A diverse international group, including university-based researchers, natural resource scientists, natural resource managers, and representatives of harvesters' organizations. We are engaged in and working towards the development of approaches for investigating the role of knowledge in the development of sustainable natural resource use. To that end, we met as a working group from May 24 to 31, 1999 at St. Francis Xavier University in Antigonish, Nova Scotia, for the purpose of exploring these issues.

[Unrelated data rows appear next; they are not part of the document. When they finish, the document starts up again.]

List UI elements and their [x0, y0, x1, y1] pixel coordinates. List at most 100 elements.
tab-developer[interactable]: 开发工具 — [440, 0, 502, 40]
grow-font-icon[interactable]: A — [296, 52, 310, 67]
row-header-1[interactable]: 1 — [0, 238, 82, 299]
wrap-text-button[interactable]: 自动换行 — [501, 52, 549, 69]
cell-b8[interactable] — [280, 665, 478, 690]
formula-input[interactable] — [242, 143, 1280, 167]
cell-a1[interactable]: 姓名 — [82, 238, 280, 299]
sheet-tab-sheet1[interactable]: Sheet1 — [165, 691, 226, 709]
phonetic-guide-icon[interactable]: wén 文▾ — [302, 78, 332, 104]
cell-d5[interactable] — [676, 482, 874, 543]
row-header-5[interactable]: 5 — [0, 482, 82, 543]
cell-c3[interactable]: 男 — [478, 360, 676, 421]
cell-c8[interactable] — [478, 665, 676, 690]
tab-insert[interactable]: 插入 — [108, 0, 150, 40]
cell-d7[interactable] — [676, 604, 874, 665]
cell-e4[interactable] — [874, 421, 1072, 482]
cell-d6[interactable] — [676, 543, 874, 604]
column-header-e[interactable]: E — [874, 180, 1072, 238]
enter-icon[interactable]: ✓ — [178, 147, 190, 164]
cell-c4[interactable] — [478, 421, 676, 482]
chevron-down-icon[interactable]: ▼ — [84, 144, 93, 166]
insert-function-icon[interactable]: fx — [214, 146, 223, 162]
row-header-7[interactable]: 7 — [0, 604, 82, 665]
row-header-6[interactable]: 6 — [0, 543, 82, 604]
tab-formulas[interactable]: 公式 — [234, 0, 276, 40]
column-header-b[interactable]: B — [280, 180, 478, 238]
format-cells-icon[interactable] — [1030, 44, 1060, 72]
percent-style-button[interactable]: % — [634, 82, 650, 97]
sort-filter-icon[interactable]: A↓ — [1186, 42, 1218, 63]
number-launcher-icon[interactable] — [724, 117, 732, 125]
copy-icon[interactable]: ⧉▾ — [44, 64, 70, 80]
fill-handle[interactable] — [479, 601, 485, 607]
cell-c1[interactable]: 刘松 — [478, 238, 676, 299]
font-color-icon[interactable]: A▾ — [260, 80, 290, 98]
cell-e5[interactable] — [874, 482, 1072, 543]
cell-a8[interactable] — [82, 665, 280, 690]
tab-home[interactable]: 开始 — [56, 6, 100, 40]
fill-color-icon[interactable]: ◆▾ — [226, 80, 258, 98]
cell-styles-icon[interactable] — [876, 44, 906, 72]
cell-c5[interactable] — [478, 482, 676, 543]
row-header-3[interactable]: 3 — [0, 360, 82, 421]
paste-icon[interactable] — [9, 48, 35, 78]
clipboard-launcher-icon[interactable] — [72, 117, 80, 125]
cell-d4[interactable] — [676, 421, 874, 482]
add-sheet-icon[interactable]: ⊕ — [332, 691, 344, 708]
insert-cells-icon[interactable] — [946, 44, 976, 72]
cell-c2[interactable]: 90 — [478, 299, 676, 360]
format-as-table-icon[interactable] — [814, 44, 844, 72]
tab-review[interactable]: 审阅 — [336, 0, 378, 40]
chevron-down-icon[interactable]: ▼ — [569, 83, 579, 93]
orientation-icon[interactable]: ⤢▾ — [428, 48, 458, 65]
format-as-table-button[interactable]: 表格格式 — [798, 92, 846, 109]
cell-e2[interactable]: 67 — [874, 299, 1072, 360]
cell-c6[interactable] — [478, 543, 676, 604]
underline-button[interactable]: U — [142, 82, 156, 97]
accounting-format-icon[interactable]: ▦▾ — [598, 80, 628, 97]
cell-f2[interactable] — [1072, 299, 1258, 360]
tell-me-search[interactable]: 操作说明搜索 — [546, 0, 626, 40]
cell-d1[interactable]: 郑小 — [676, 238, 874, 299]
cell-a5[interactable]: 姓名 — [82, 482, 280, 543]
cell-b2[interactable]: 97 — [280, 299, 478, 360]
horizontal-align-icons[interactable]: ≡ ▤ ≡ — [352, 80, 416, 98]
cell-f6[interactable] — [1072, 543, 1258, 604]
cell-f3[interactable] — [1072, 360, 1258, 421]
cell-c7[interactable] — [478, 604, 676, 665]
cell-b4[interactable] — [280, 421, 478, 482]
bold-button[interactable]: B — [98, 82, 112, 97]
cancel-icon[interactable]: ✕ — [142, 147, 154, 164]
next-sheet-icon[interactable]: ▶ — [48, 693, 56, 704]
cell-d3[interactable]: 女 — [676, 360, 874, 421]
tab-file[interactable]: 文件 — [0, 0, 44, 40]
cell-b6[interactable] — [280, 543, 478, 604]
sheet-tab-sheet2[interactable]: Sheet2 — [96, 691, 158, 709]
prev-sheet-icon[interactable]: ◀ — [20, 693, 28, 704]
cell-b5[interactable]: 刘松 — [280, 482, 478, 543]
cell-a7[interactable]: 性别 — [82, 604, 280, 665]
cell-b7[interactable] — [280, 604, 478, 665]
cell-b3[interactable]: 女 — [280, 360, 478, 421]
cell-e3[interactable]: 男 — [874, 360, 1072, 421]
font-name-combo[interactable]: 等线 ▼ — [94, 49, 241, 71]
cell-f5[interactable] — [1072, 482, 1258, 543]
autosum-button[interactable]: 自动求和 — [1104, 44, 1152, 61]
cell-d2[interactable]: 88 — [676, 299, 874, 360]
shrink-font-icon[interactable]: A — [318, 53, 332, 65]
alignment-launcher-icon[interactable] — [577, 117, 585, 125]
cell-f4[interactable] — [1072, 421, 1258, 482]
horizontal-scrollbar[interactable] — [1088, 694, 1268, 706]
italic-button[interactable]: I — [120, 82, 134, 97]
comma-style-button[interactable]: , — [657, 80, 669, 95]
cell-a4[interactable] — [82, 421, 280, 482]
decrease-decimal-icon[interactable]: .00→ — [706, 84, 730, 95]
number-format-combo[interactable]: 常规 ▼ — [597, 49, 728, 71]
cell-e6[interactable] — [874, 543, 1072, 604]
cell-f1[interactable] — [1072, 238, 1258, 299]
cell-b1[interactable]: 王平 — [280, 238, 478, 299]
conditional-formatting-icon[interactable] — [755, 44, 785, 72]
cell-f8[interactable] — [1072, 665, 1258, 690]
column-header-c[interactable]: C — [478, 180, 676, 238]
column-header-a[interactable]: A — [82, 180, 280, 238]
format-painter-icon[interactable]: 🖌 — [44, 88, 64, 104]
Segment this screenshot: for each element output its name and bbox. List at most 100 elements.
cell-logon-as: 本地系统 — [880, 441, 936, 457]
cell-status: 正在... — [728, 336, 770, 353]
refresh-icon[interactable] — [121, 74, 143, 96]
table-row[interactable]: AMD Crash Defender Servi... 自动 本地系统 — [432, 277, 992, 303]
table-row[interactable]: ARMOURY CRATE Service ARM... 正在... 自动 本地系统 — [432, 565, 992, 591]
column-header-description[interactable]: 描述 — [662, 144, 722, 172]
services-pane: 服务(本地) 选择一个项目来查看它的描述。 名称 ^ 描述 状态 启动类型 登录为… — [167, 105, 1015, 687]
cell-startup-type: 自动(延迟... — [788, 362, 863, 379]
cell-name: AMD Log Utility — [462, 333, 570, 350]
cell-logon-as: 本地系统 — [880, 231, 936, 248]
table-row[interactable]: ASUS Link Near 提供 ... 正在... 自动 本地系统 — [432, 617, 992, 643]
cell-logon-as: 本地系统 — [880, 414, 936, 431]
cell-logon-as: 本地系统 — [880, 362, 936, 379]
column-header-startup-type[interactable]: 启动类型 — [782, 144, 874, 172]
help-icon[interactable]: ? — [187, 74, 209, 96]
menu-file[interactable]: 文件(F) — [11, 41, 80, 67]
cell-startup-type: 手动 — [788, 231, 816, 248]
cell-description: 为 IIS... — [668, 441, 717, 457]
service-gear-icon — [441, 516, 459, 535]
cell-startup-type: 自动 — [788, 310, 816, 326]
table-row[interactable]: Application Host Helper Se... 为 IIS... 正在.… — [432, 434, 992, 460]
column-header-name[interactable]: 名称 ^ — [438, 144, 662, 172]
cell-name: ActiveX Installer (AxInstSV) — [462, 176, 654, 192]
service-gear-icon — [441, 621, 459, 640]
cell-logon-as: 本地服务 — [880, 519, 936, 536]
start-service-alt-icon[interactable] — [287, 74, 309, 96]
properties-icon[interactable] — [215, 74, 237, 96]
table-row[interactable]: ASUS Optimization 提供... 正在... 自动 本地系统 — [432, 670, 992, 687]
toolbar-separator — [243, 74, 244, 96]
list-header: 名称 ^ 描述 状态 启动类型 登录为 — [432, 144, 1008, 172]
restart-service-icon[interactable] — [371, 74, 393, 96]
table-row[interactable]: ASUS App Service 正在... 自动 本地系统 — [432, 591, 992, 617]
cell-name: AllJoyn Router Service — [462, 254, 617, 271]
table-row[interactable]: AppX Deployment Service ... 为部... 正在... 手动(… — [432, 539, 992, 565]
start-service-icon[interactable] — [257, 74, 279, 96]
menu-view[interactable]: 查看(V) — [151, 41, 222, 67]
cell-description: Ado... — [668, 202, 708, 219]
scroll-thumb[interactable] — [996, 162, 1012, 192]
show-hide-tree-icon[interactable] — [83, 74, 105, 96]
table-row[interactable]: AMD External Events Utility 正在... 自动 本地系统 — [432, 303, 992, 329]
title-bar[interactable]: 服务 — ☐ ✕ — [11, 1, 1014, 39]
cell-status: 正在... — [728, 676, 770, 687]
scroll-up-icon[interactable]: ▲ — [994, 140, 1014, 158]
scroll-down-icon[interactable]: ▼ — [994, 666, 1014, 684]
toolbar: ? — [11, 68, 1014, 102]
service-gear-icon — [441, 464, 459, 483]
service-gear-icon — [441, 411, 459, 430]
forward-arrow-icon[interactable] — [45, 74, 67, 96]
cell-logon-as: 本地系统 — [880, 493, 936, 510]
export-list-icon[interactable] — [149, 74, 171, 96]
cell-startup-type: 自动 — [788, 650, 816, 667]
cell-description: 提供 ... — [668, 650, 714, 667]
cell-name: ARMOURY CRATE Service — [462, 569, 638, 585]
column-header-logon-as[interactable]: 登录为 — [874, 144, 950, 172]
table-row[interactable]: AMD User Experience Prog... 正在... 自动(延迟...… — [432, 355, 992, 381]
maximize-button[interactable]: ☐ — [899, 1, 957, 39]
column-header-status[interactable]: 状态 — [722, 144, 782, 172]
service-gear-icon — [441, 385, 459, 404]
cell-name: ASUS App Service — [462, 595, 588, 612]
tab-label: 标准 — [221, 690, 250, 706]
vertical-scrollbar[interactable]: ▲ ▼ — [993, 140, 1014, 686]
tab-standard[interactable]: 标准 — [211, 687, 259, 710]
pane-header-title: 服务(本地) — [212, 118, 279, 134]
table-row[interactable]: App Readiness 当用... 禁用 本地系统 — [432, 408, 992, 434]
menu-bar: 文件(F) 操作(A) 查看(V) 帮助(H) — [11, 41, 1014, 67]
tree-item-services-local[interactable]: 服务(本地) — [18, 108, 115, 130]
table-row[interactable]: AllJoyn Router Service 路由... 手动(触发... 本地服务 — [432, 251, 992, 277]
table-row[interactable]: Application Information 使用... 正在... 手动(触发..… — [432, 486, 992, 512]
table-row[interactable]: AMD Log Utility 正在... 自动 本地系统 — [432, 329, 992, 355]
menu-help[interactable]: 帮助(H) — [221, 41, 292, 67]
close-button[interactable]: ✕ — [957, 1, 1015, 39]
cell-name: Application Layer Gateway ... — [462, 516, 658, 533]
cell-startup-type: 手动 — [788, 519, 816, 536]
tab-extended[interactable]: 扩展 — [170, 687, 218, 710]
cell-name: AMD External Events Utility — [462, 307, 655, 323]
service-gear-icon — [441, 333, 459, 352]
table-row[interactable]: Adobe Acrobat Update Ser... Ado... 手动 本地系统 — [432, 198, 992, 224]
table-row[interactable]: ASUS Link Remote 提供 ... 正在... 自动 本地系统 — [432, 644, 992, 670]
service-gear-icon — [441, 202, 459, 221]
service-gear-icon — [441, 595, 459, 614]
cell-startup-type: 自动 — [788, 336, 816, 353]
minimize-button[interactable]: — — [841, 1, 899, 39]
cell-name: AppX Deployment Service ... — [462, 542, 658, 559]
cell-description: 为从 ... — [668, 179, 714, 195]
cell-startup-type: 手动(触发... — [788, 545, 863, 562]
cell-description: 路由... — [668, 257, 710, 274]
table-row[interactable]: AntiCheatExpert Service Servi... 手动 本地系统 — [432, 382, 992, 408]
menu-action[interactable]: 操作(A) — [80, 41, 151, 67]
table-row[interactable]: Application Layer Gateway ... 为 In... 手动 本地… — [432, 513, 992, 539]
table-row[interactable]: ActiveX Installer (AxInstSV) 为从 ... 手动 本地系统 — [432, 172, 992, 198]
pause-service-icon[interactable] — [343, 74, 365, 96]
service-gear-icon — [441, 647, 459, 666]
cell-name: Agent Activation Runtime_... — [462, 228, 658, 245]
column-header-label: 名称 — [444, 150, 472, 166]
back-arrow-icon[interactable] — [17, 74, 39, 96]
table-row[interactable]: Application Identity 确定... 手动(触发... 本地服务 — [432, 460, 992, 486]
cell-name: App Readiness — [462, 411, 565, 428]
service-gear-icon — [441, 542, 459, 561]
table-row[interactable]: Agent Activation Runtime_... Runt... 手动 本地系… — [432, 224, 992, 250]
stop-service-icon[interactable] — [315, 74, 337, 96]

The fisheries were used as an empirical example that binds each of these groups together.

 

We Recognize:

  • the diversity of groups and interests pertaining to the use of knowledge.
  • the different perspectives of scientists and resource managers, harvesters' organizations, local communities, and First Nations' groups pertaining to the use of various forms of knowledge, and
  • the need for exploring means for the possible reconciliation of various forms of knowledge.

 

The work in the seminar focussed upon the following:

  • an understanding of the diversity of knowledge systems.
  • the need for an inclusive interdisciplinary research process that can be used in the development of a procedure or procedures useful for documenting the knowledge of user groups (includes Commercial Harvesters, First Nations, fisheries scientists and managers, and social researchers).
  • the need for an inclusive research process that can contribute to the establishment of procedures that will allow for more appropriate representation of user groups/community organizations in resource management decisions.
  • the role of ecological knowledge in developing and sustaining natural resource communities.

 

To work in collaboration with user groups to:

  • identify knowledge-based issues that are of concern to user groups in the sustainable use of natural resources.
  • contribute to the documentation and assessment of user knowledge as a source of input in resource management.
  • investigate the process whereby scientific knowledge is conducted and transmitted in resource management processes.
  • engage resource-based communities in the research process so as to facilitate capacity building in the use and generation of knowledge in resource management processes.
  • contribute innovations to the process whereby user knowledge can become integral to sustainable natural resource use.
  • contribute to the development of techniques for investigating knowledge.
  • We hope to contribute to the examination of alternative management approaches.

 

Important research issues:

  1. How do various knowledge systems compare and contrast in the description and analysis of ecosystems?
  2. What are the fundamental epistemological differences among those involved in the use of natural resources?
  3. Can stakeholder objectives yield particular insights into components of ecosystems?
  4. How are various knowledge systems represented in current and alternative management systems?
  5. How can management systems be designed in order to facilitate interactive learning and decision-making?
  6. What research strategies and information gathering tools can be employed and developed for collecting reliable and defensible descriptions of ecological knowledge?